In the 1980s, Nike built one of the most seminal brand partnerships with Chicago Bulls’ Michael Jordan, and through that, the widely-recognized Jumpman logo was born. At the time and for years to follow, the iconic logo was mostly associated with the coveted Jordan-branded shoes and the rising popularity of professional basketball in general.
From Swoosh to Jumpman
Over the last few decades, the Jumpman logo has been printed on many pieces of Nike apparel and gear. What’s interesting though, is that in just a few short recent years, that logo crossed over to other sports. Derek Jeter of the New York Yankees led the charge in wearing Jumpman batting gloves and cleats. To see the silhouette of Michael Jordan prominently displayed on a baseball player was, at first, a bit odd.
Then the University of Michigan football program adopted the logo, and now you see it on nearly every piece of equipment they wear. This also seemed a little odd at first. But after thinking about it, the Jumpman not only branded a basketball player, it has now entirely replaced the Nike swoosh on uniforms in other sports.
At this point, I no longer see a basketball player. I see Nike. Its branding evolved right before our eyes!
More than a logo
Somewhere along the way, the Jumpman logo began to symbolize more than just basketball, especially to the generation that grew up idolizing Michael Jordan (still the greatest of all time). His image in the Jumpman became a symbol of athleticism, sportsmanship and competitiveness. And that’s something all athletes — from football players to baseball players — can appreciate, and strive to emulate.

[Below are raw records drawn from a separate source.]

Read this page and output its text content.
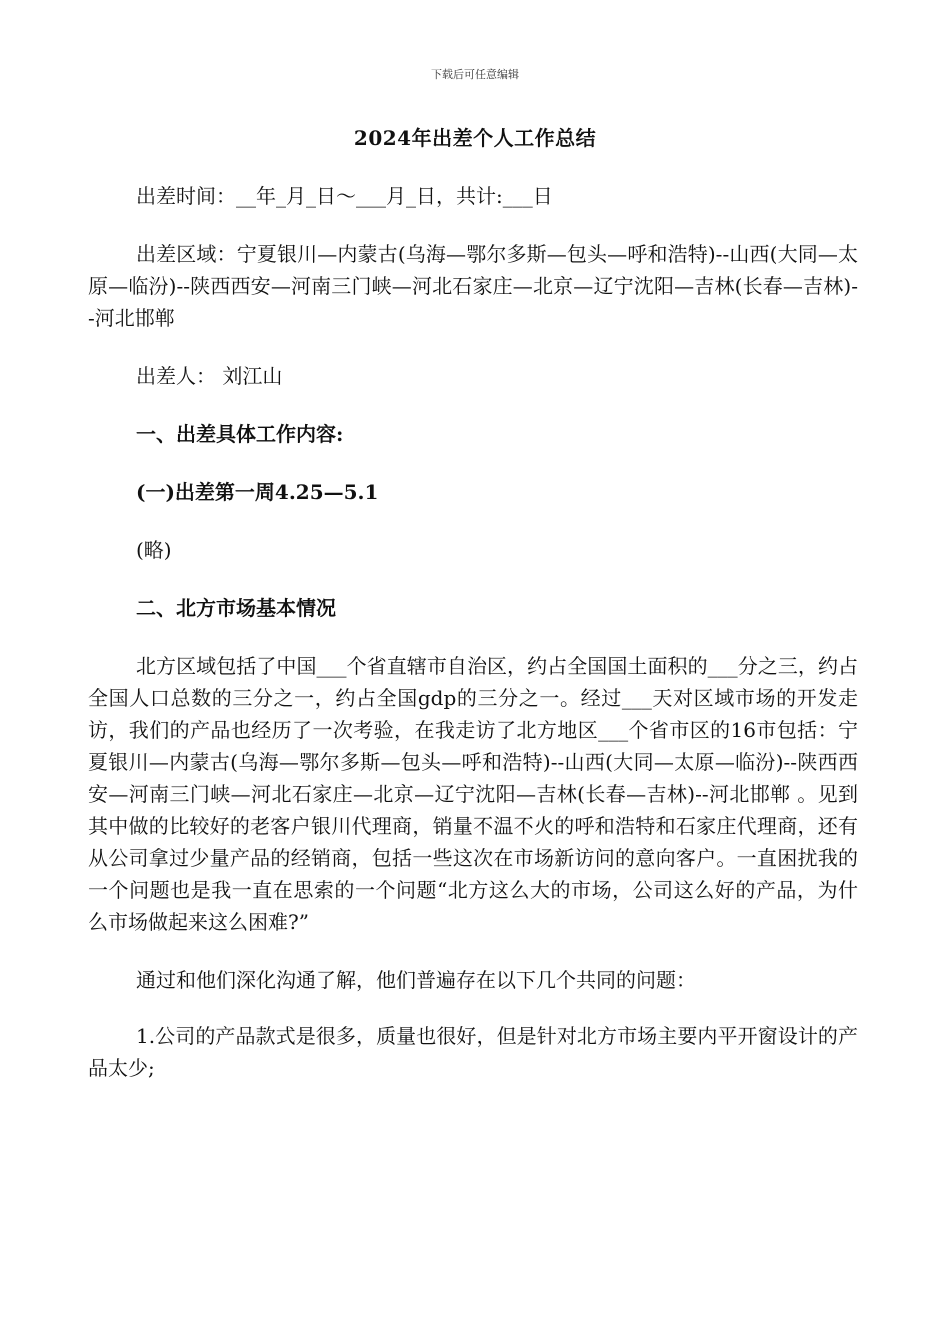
下载后可任意编辑
2024年出差个人工作总结

出差时间：__年_月_日～___月_日，共计:___日

出差区域：宁夏银川—内蒙古(乌海—鄂尔多斯—包头—呼和浩特)--山西(大同—太原—临汾)--陕西西安—河南三门峡—河北石家庄—北京—辽宁沈阳—吉林(长春—吉林)--河北邯郸

出差人： 刘江山

一、出差具体工作内容:

(一)出差第一周4.25—5.1

(略)

二、北方市场基本情况

北方区域包括了中国___个省直辖市自治区，约占全国国土面积的___分之三，约占全国人口总数的三分之一，约占全国gdp的三分之一。经过___天对区域市场的开发走访，我们的产品也经历了一次考验，在我走访了北方地区___个省市区的16市包括：宁夏银川—内蒙古(乌海—鄂尔多斯—包头—呼和浩特)--山西(大同—太原—临汾)--陕西西安—河南三门峡—河北石家庄—北京—辽宁沈阳—吉林(长春—吉林)--河北邯郸 。见到其中做的比较好的老客户银川代理商，销量不温不火的呼和浩特和石家庄代理商，还有从公司拿过少量产品的经销商，包括一些这次在市场新访问的意向客户。一直困扰我的一个问题也是我一直在思索的一个问题“北方这么大的市场，公司这么好的产品，为什么市场做起来这么困难?”

通过和他们深化沟通了解，他们普遍存在以下几个共同的问题：

1.公司的产品款式是很多，质量也很好，但是针对北方市场主要内平开窗设计的产品太少;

There’s a slim chance Nike predicted this shift, but they did have the foresight to listen to the pulse of the public. They allowed the Jumpman to become bigger than its original intention. And that’s the ultimate goal when it comes to logos — for them to gain a life of their own and serve as a symbol. Not all logos live up to the challenge, but with the right mix of creativity and luck, it does happen. The Jumpman proves it.